🤖 AI Summary
Current Vision-Language-Action (VLA) models struggle to model historical state dynamics and generate temporally coherent action sequences, limiting their effectiveness in long-horizon language-guided robotic manipulation. To address this, we propose a state-aware implicit re-representation framework: (1) an embodied anchor-based latent space that physically aligns multi-view vision, proprioception, and language instructions—moving beyond naive concatenation of proprioceptive features; (2) integrated visual-language context encoding, state-driven latent mapping, multi-source sensor fusion, and end-to-end sequential action generation.
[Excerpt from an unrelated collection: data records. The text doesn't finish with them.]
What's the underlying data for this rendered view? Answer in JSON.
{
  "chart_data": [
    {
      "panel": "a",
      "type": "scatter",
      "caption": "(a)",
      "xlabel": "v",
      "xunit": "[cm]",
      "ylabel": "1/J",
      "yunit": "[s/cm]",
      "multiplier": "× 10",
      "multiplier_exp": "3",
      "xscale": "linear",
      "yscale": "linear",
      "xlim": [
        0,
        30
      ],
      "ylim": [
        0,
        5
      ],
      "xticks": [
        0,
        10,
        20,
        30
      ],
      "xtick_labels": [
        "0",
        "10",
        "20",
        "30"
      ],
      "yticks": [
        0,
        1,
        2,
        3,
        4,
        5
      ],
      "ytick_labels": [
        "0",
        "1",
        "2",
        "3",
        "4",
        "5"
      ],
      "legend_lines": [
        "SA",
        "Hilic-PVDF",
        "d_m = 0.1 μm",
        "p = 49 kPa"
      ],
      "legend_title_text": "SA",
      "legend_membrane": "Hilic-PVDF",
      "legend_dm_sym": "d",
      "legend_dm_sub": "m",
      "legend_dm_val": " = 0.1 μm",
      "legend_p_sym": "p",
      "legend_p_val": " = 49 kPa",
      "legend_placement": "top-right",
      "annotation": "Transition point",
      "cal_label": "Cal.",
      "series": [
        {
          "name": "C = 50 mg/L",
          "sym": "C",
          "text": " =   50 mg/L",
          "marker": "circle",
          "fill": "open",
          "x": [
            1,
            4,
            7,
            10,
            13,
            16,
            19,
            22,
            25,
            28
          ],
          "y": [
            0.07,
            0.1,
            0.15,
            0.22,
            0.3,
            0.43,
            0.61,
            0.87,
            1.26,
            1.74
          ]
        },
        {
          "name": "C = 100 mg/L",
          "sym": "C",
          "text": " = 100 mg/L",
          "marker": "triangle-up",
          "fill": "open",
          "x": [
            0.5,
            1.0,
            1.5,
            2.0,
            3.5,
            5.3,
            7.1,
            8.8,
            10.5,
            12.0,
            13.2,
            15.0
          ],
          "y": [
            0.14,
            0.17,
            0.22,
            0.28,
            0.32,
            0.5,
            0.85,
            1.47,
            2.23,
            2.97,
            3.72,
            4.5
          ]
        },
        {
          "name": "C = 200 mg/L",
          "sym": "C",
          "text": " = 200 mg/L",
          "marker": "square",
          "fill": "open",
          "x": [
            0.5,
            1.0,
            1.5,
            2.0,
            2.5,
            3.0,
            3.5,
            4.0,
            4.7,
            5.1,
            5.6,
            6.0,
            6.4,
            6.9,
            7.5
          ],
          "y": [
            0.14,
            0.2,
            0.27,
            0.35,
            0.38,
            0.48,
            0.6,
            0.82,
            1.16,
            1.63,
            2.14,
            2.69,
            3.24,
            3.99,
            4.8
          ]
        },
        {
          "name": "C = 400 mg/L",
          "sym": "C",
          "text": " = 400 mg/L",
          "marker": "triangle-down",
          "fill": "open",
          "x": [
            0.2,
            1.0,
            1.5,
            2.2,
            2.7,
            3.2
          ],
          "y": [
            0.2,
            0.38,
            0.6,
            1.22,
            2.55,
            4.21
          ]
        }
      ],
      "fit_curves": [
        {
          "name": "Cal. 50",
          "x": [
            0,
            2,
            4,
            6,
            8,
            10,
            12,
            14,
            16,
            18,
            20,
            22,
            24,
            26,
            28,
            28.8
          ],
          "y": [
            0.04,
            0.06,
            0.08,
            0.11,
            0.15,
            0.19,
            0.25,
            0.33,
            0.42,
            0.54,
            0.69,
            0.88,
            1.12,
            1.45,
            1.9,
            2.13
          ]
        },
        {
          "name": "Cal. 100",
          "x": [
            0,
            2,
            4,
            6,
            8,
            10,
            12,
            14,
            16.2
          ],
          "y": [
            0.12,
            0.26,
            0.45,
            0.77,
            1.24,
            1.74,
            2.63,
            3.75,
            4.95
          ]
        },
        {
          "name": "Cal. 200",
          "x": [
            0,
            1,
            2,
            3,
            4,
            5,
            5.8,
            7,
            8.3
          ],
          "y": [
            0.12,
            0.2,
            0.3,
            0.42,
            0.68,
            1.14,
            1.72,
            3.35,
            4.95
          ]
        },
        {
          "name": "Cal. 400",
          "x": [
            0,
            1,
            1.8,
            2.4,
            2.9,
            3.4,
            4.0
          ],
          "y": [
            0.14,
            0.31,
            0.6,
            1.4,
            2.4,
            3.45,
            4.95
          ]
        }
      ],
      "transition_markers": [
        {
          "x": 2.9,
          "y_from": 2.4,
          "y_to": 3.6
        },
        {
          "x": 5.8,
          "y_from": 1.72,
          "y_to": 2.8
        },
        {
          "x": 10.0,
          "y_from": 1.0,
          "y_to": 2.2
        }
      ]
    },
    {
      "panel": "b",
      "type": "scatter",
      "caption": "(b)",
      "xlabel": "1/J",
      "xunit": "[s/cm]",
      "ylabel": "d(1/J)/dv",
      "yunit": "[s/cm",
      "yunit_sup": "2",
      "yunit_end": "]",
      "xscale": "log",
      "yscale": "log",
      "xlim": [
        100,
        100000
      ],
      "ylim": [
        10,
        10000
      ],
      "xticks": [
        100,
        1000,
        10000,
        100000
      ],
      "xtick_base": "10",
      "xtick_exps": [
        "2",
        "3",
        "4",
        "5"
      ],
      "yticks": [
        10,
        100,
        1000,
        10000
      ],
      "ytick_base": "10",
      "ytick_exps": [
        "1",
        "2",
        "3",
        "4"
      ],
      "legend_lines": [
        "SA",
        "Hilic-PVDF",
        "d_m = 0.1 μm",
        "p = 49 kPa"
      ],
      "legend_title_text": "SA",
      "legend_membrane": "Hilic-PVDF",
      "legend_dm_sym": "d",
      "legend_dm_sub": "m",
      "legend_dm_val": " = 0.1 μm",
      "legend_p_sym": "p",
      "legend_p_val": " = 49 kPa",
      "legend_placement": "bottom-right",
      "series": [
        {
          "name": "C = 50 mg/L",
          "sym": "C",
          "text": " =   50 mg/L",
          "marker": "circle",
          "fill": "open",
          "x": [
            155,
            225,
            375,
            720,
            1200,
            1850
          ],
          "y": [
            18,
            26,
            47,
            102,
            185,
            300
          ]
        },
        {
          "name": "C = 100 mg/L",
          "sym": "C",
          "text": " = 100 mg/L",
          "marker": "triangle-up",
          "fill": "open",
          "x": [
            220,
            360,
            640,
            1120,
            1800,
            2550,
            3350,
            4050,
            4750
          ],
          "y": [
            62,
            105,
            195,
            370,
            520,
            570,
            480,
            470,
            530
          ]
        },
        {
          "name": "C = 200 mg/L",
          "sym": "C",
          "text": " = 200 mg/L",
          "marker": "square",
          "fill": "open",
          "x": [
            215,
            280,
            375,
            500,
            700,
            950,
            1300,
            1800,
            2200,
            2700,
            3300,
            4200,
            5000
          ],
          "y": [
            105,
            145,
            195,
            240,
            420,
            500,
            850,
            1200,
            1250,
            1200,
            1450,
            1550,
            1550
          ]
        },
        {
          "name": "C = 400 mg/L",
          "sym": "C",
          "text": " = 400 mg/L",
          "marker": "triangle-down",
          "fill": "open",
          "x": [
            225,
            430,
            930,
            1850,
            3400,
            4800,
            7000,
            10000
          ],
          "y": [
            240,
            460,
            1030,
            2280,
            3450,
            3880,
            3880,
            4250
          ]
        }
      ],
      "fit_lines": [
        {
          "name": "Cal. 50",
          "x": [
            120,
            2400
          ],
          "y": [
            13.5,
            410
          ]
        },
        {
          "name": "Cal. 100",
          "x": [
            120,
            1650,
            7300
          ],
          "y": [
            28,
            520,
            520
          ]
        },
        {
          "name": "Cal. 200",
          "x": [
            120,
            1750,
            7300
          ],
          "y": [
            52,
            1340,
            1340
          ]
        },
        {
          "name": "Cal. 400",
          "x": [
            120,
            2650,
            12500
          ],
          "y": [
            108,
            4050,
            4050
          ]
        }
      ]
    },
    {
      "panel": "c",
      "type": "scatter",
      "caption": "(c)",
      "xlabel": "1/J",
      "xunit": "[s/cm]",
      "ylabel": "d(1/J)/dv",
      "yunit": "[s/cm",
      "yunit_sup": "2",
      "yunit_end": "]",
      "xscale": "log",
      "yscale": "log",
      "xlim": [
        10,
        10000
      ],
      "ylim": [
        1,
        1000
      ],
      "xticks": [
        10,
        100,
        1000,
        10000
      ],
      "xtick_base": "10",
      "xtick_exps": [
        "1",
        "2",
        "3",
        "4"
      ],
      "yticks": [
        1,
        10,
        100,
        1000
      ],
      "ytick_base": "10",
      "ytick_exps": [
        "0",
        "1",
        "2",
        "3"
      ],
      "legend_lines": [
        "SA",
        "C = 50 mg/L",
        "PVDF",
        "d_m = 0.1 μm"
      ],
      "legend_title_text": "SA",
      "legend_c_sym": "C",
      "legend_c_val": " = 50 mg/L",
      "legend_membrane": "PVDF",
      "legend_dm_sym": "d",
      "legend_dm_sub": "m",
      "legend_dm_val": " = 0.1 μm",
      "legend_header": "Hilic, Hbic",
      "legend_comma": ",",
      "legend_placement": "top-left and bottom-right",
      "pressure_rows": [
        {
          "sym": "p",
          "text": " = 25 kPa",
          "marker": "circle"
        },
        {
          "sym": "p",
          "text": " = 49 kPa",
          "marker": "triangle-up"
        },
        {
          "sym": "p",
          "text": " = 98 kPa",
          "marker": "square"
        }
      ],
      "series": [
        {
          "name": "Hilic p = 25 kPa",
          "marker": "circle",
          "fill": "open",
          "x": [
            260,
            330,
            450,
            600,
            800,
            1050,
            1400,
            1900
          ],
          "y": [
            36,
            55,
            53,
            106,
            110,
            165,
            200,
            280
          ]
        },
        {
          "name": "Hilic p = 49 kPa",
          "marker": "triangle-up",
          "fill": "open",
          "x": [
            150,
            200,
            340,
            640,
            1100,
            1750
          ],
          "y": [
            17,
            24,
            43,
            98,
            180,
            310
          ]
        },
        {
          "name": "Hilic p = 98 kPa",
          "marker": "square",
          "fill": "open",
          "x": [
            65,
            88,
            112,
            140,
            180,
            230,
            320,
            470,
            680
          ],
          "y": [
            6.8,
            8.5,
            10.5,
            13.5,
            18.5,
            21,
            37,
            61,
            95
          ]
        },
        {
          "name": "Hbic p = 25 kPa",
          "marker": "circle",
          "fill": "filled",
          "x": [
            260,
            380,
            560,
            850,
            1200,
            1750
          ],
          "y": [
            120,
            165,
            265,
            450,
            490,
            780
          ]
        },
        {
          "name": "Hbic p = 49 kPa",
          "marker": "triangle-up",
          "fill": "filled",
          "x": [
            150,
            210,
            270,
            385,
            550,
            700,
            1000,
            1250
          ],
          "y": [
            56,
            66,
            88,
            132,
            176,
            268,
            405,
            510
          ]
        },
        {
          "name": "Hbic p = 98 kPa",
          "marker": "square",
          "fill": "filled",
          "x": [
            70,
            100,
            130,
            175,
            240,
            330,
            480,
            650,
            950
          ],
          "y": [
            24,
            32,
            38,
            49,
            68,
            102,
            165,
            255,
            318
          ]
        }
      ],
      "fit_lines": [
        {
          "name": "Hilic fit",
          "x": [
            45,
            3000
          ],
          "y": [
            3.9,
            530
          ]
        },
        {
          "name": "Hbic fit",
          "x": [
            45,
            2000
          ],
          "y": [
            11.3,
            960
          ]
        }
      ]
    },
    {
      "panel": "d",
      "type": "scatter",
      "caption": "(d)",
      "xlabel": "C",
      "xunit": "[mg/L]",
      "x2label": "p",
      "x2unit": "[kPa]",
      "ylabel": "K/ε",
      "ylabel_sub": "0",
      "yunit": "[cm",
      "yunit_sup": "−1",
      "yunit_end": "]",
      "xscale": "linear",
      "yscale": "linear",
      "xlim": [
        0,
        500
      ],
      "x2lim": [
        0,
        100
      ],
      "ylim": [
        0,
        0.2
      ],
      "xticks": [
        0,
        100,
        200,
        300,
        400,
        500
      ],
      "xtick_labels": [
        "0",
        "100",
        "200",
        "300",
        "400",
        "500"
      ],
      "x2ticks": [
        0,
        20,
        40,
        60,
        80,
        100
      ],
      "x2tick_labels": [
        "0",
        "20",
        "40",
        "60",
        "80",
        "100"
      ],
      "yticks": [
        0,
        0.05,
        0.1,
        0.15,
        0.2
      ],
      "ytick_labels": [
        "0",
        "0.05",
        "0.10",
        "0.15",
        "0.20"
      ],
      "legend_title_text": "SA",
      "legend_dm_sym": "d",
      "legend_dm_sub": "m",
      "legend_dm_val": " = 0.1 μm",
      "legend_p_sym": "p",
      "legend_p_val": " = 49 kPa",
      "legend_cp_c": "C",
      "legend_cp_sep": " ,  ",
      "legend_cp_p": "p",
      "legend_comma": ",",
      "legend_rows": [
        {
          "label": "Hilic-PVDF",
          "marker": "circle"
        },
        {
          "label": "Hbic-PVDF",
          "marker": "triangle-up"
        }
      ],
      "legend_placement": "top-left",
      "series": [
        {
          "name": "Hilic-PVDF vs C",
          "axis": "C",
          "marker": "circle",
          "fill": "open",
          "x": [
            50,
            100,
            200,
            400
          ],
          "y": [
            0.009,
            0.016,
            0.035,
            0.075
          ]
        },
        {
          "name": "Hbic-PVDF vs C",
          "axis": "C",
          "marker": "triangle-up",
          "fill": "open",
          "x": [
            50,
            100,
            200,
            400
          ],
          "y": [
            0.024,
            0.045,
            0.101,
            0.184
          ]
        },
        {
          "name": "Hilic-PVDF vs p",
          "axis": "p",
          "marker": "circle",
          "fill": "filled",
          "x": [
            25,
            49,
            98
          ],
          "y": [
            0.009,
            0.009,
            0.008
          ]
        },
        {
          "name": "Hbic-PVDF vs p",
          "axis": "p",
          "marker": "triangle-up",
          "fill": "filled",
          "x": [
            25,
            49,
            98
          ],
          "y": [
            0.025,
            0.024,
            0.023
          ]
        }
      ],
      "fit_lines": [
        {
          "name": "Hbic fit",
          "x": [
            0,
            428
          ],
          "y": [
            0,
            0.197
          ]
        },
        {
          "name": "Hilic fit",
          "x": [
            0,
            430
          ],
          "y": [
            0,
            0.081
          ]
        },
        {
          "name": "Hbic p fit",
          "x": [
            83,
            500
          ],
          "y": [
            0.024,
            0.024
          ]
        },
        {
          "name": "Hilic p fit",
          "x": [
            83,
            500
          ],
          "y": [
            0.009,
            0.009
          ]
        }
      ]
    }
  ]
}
Experiments on SIMPLER/LIBERO simulation benchmarks and real-world Franka and Bi-Manual Aloha platforms demonstrate substantial improvements over state-of-the-art methods (e.g., pi0), particularly in long-horizon task success rates. These results empirically validate the efficacy of explicit historical state modeling and temporally consistent action sequencing.
📝 Abstract
The capability of performing long-horizon, language-guided robotic manipulation tasks critically relies on leveraging historical information and generating coherent action sequences. However, such capabilities are often overlooked by existing Vision-Language-Action (VLA) models. To solve this challenge, we propose LoLA (Long Horizon Latent Action Learning), a framework designed for robot manipulation that integrates long-term multi-view observations and robot proprioception to enable multi-step reasoning and action generation. We first employ Vision-Language Models to encode rich contextual features from historical sequences and multi-view observations. We further introduces a key module, State-Aware Latent Re-representation, which transforms visual inputs and language commands into actionable robot motion space. Unlike existing VLA approaches that merely concatenate robot proprioception (e.g., joint angles) with VL embeddings, this module leverages such robot states to explicitly ground VL representations in physical scale through a learnable "embodiment-anchored" latent space. We trained LoLA on diverse robotic pre-training datasets and conducted extensive evaluations on simulation benchmarks (SIMPLER and LIBERO), as well as two real-world tasks on Franka and Bi-Manual Aloha robots. Results show that LoLA significantly outperforms prior state-of-the-art methods (e.g., pi0), particularly in long-horizon manipulation tasks.